Numéro 8 Août 2014 par Geneviève Warland

août 2014

Le 4 aout 2014 s’ouvrent les com­mé­mo­ra­tions du cen­te­naire de la Pre­mière Guerre mon­diale en Bel­gique. Seront rame­nées à notre mémoire et hono­rées les mil­lions de vies humaines détruites par la bru­ta­li­té de la guerre ; seront évo­quées la res­pon­sa­bi­li­té face à l’avenir et la conso­li­da­tion de la paix sur le conti­nent euro­péen et dans le monde. Les trois contri­bu­tions à ce […]

Le 4 aout 2014 s’ouvrent les com­mé­mo­ra­tions du cen­te­naire de la Pre­mière Guerre mon­diale en Bel­gique. Seront rame­nées à notre mémoire et hono­rées les mil­lions de vies humaines détruites par la bru­ta­li­té de la guerre1 ; seront évo­quées la res­pon­sa­bi­li­té face à l’avenir et la conso­li­da­tion de la paix sur le conti­nent euro­péen et dans le monde.

Les trois contri­bu­tions à ce dos­sier apportent des éclai­rages sur l’histoire et la mémoire de la Grande Guerre à par­tir des exper­tises de l’historien, du psy­cho­logue et du jour­na­liste.
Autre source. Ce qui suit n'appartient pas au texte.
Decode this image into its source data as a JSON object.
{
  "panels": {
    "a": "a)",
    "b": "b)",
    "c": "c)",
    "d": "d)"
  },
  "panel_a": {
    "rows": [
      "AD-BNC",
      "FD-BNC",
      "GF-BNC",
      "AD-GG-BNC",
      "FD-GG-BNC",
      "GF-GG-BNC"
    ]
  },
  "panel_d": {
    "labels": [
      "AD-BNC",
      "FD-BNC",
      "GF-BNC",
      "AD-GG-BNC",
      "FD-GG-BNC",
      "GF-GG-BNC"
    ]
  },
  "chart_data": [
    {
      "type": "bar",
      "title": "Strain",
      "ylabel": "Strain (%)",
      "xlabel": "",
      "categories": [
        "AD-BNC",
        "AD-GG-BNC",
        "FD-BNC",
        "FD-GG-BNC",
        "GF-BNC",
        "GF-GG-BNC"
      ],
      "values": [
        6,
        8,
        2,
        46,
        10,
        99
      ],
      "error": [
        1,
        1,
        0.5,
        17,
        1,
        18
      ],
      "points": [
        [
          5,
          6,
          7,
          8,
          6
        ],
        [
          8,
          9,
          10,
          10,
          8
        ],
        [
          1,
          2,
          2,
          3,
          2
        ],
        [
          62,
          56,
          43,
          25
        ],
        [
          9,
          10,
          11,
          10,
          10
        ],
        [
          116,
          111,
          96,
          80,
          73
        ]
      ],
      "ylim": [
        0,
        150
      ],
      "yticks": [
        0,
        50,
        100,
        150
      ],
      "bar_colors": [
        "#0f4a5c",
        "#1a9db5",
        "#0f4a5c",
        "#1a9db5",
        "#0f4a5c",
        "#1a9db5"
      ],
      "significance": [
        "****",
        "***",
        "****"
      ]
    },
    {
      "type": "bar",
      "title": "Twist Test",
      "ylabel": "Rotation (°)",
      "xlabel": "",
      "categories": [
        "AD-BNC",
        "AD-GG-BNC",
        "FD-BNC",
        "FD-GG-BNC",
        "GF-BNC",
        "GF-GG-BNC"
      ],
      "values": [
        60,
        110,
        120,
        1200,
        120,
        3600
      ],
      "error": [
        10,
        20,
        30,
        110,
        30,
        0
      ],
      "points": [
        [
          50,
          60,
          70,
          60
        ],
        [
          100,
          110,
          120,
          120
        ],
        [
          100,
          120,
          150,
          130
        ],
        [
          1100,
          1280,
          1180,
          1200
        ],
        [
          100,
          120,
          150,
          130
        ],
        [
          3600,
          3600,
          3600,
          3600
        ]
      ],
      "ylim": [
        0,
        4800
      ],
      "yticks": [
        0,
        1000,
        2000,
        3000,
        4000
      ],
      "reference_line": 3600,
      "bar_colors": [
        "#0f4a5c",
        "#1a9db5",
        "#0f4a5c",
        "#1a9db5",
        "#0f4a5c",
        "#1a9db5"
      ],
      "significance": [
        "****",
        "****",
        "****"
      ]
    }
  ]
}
Elles sont pré­cé­dées d’un bref cadre his­to­rique don­nant des indi­ca­tions sur le contexte au début de la guerre. Ce cadre aborde la thé­ma­tique d’une double guerre lors du pas­sage des troupes alle­mandes sur le ter­ri­toire belge : d’une part, contre l’armée et, d’autre part, contre la popu­la­tion civile.

Dans l’interview menée par La Revue nou­velle avec l’historienne Lau­rence Van Yper­sele (UCL) et le psy­cho­logue Oli­vier Lumi­net (UCL), ces der­niers reviennent sur le sens que revêt l’acte de com­mé­mo­rer : non seule­ment pour se sou­ve­nir de la Pre­mière Guerre (dans l’expérience des com­bats et des vio­lences, qui sont, en outre, celles des réqui­si­tions, des pri­va­tions, des dépor­ta­tions, etc.), mais aus­si pour (ré)affirmer les valeurs consti­tu­tives de la socié­té actuelle. Ils répondent de manière argu­men­tée à la ques­tion de l’usage poli­tique de l’histoire tel que pra­ti­qué au Nord et au Sud du pays (on ver­ra que la vision de l’historienne fran­co­phone est lar­ge­ment par­ta­gée par le point de vue de l’historien néer­lan­do­phone). Fina­le­ment, ils expliquent ce qu’est, à leurs yeux, l’apport prin­ci­pal de l’historien, d’un côté, et du psy­cho­logue social, de l’autre, dans les acti­vi­tés de com­mé­mo­ra­tion de la Grande Guerre pour les quatre ans à venir, et ce en lien avec des pro­jets de recherche particuliers.

Le rap­port entre pas­sé et pré­sent du côté néer­lan­do­phone est ana­ly­sé par l’historien Nico Wou­ters (Cege­so­ma). Celui-ci montre clai­re­ment le fos­sé qui se creuse en Flandre entre le monde des his­to­riens uni­ver­si­taires, d’un côté, et le monde poli­tique et l’espace public, de l’autre : un des élé­ments d’explication tient à l’orientation tou­ris­tique et patri­mo­niale don­née aux com­mé­mo­ra­tions de 14 – 18 ; un autre est lié à l’internationalisation des uni­ver­si­tés néer­lan­do­phones avec la ten­dance du « tout à l’anglais » qui ne valo­rise plus les tra­vaux dans la langue du grand public.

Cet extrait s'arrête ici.